Corriere 18.3.16
Migrazioni
Tzvetan Todorov,
«Il problema non va posto in termini solo morali L’accoglienza ci conviene»
intervista di Stefano Montefiori
PARIGI
«Sono stato migrante anche io, cinquant’anni fa, sia pure in condizioni
completamente diverse. Gli immigrati in arrivo dall’Est comunista
venivano accolti con piacere, tanto più se erano illegali. Una cosa
abbastanza comica, il contrario di adesso», dice lo storico Tzvetan
Todorov, nato in Bulgaria 77 anni fa e dal 1963 a Parigi.

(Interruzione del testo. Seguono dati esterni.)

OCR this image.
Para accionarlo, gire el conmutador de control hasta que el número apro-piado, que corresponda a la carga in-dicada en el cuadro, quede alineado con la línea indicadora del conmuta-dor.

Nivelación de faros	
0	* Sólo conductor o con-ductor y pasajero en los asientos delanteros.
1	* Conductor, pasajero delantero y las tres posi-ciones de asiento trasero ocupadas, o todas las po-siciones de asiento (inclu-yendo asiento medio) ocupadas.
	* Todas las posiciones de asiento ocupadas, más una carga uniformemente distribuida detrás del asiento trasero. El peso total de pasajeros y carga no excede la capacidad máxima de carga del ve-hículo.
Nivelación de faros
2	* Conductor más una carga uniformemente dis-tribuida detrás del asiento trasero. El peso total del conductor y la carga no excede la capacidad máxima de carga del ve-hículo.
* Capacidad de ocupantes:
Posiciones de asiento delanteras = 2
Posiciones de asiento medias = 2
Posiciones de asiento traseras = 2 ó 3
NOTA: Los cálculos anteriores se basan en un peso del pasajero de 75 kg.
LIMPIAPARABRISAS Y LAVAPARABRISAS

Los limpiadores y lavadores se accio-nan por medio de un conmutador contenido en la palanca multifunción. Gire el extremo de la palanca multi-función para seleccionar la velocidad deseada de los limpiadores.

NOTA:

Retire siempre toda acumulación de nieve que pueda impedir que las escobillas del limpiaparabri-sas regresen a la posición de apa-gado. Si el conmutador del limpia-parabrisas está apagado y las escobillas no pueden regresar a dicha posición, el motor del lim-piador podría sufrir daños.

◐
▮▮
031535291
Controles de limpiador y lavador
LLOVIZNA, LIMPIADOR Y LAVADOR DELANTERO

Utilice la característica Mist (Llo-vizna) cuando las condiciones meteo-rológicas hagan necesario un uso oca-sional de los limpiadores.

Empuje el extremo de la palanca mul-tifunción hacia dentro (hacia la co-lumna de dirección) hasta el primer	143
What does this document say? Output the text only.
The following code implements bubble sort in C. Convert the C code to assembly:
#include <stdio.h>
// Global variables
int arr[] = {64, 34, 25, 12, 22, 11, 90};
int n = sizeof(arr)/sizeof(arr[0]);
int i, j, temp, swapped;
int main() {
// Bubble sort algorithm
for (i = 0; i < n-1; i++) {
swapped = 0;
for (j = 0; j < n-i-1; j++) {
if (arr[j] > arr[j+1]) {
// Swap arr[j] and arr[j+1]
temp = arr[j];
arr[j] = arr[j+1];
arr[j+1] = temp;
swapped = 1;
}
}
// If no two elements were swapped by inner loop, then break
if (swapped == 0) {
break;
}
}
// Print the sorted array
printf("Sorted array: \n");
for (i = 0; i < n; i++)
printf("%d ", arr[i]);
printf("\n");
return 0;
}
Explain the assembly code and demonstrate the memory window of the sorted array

Che cosa pensa dell’atteggiamento dei leader europei?
«Si
stanno comportando in modo miope. L’unica che mesi fa ha avuto uno
scatto e si è mostrata diversa dagli altri è stata la cancelliera
tedesca Angela Merkel».
Perché, secondo lei?
«Questo è il
fondo della questione. Merkel ha promesso di accogliere i migranti non
perché aveva una morale più pura degli altri, perché era più generosa o
voleva farsi perdonare le colpe passate del popolo tedesco: si è
semplicemente dimostrata più lucida. Ha pensato all’avvenire del suo
Paese a lungo termine, e ha potuto permetterselo perché era una leader
popolare, forte. Ha capito che, alla distanza, queste persone — spesso
istruite, dinamiche, vogliose di recuperare delle condizioni di vita
decenti — faranno del bene alle nostre economie e alle nostre società.
La diversità è un fattore positivo».
Ma poi ci sono stati i fatti
di Colonia, il clima è cambiato, anche la Germania sembra avere mutato
posizione e negozia un accordo con la Turchia che va in direzione
opposta.
«È vero, prevale di nuovo il sentimento di paura. Ed è
poco credibile mercanteggiare con la Turchia, proporre lo scambio “voi
prendete i migranti e noi vi facciamo entrare nell’Unione Europea”.
Anche se non bisogna essere troppo severi con i turchi, che ospitano un
numero considerevole di rifugiati siriani».
L’Europa ha sfiorato
il disastro con la crisi della Grecia, è divisa sulla politica
economica, ora sembra abdicare anche ai suoi valori e non si vergogna
dell’egoismo. È il momento della crisi ideale?
«Non dovremmo
fondare la nostra politica su considerazioni puramente morali. Ci piace
pensare che siamo eredi di tradizioni di generosità e che quindi
dovremmo aprire le porte. Messa così, sembra che i migranti siano un
peso ma noi abbiamo un cuore grande. Invece le cose non stanno in questi
termini. Dovremmo accoglierli perché è nel nostro interesse.
L’importanza del gesto iniziale di Merkel resta, dimostra che almeno lei
ha capito».
L’Unione Europea rischia, sui migranti, a tre mesi dal referendum britannico, un crollo senza ritorno?
«È
vero che l’Europa oggi non si mostra all’altezza della situazione, ma
credo che le ragioni obiettive dell’appartenenza all’Unione siano molto
profonde. Non perdo tutte le speranze. Sono dispiaciuto per la freddezza
attuale ma credo che una maggiore integrazione finirà con l’imporsi,
comunque. Non so in che forma, magari attorno a un nocciolo duro di
Paesi capaci di costituire un avanguardia».
Crede che le ragioni profonde avranno ragione dei populismi antieuropei?
«Lo
spero. Oggi i leader europei sono paralizzati dalla paura di un voto
xenofobo, le scadenze elettorali fanno sì che i governi abbiano paura di
prendere le decisioni più giuste. Ma io confido che arriveranno delle
congiunture più favorevoli, dei leader capaci di pensare al futuro dei
loro Paesi e non alla prospettiva di qualche mese».